Im Gegensatz zur deutschen Sprache drückt im Lateinischen das Perfekt als temporales Perfekt Handlungen der Vergangenheit aus und dient dabei als Erzähltempus. In anderen indogermanischen Sprachen entsprechen als Perfekt bezeichnete Verbformen allerdings als Verbalaspekt ähnlich wie das deutsche Perfekt dem perfektischen Aspekt (Resultativ).

Bildung des Perfekts im Deutschen

Das deutsche Perfekt wird analytisch gebildet, es ist eine zusammengesetzte Verbform aus der Personalform der Hilfsverben „haben“ oder „sein“ und dem aussagenden Verb. Das Hilfsverb wird im Präsens konjugiert. Das aussagende Verb steht in der Regel im Partizip II und ist daher in jeder Person gleich. Bei Modalverben wird es jedoch im Infinitiv gebraucht.

Perfekt mit „haben“ oder „sein“

Im Deutschen wird das Perfekt der überwiegenden Anzahl von Verben mit dem Hilfsverb „haben“ gebildet, unter anderem bei allen transitiven Verben im Aktiv sowie bei reflexiven bzw. reflexiv gebrauchten Verben.

Mit dem Hilfsverb „sein“ wird das Perfekt einer Gruppe von intransitiven oder intransitiv benutzten Verben gebildet, die eine Ortsänderung („von A nach B“: kommen, gehen, fahren, springen …) ausdrücken.
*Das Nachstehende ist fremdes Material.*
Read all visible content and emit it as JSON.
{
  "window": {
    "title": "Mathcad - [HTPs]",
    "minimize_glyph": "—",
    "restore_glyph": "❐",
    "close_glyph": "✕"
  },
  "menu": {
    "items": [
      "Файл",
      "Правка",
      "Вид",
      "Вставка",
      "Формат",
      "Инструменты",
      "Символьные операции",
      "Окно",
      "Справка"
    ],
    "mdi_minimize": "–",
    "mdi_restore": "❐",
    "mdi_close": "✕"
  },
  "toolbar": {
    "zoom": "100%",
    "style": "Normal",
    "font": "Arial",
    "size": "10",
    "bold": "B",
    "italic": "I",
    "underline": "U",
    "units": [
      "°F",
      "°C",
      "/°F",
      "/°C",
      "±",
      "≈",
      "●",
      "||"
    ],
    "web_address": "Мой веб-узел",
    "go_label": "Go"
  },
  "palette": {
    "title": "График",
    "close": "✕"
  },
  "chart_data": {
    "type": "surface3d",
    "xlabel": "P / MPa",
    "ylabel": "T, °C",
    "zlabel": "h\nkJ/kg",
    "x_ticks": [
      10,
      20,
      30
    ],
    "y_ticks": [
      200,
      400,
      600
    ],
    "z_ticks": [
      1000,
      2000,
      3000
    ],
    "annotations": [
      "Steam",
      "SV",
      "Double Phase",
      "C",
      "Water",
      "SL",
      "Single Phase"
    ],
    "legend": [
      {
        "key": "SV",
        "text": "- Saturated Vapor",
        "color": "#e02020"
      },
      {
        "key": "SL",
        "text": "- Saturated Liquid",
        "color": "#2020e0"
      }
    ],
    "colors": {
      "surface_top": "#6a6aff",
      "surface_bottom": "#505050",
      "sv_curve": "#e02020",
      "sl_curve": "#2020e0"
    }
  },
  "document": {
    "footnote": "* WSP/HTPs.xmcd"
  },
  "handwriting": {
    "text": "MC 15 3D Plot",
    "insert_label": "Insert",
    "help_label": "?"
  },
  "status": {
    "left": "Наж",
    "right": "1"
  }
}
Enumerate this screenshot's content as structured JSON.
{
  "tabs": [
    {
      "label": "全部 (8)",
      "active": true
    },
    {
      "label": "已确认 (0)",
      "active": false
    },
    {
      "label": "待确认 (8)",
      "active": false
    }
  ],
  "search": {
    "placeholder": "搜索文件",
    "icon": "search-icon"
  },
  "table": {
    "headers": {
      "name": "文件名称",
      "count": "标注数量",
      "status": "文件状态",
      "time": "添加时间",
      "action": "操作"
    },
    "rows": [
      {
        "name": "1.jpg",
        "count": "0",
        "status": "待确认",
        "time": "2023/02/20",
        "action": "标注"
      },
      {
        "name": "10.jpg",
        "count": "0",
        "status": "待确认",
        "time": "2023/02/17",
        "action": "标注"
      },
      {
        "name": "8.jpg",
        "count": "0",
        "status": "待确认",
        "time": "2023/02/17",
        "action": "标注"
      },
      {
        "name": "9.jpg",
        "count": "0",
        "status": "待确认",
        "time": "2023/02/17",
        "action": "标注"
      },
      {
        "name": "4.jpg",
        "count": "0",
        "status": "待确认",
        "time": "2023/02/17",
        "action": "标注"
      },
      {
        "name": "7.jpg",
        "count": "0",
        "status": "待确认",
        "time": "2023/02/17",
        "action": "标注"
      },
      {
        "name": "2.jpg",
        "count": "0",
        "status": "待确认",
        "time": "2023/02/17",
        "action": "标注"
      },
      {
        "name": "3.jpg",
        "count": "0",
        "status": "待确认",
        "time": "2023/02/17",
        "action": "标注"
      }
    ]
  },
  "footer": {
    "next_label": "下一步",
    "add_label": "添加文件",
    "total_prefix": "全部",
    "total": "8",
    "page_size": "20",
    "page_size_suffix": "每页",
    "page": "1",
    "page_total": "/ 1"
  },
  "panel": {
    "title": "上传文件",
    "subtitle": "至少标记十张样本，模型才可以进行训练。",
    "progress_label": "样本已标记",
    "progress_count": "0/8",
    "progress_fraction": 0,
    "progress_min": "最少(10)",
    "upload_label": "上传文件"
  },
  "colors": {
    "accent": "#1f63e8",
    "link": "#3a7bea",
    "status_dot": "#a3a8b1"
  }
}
Diese Verben werden als Bewegungsverben bezeichnet. Beispiel: „Ich bin mit dem Auto gefahren“ – aber: „Ich habe dich gefahren.“ Auch eine Gruppe von Verben, die eine Zustandsänderung (Übergang von einem Zustand in einen anderen) ausdrücken (aufwachen, sterben, verwelken), bilden das Perfekt mit „sein“. Außerdem bilden die Verben sein, werden und bleiben das Perfekt mit „sein“. Bei den transitiven Verben im Passiv wird das Perfekt ebenfalls mit „sein“ in Verbindung mit der Partizipform „worden“ gebildet.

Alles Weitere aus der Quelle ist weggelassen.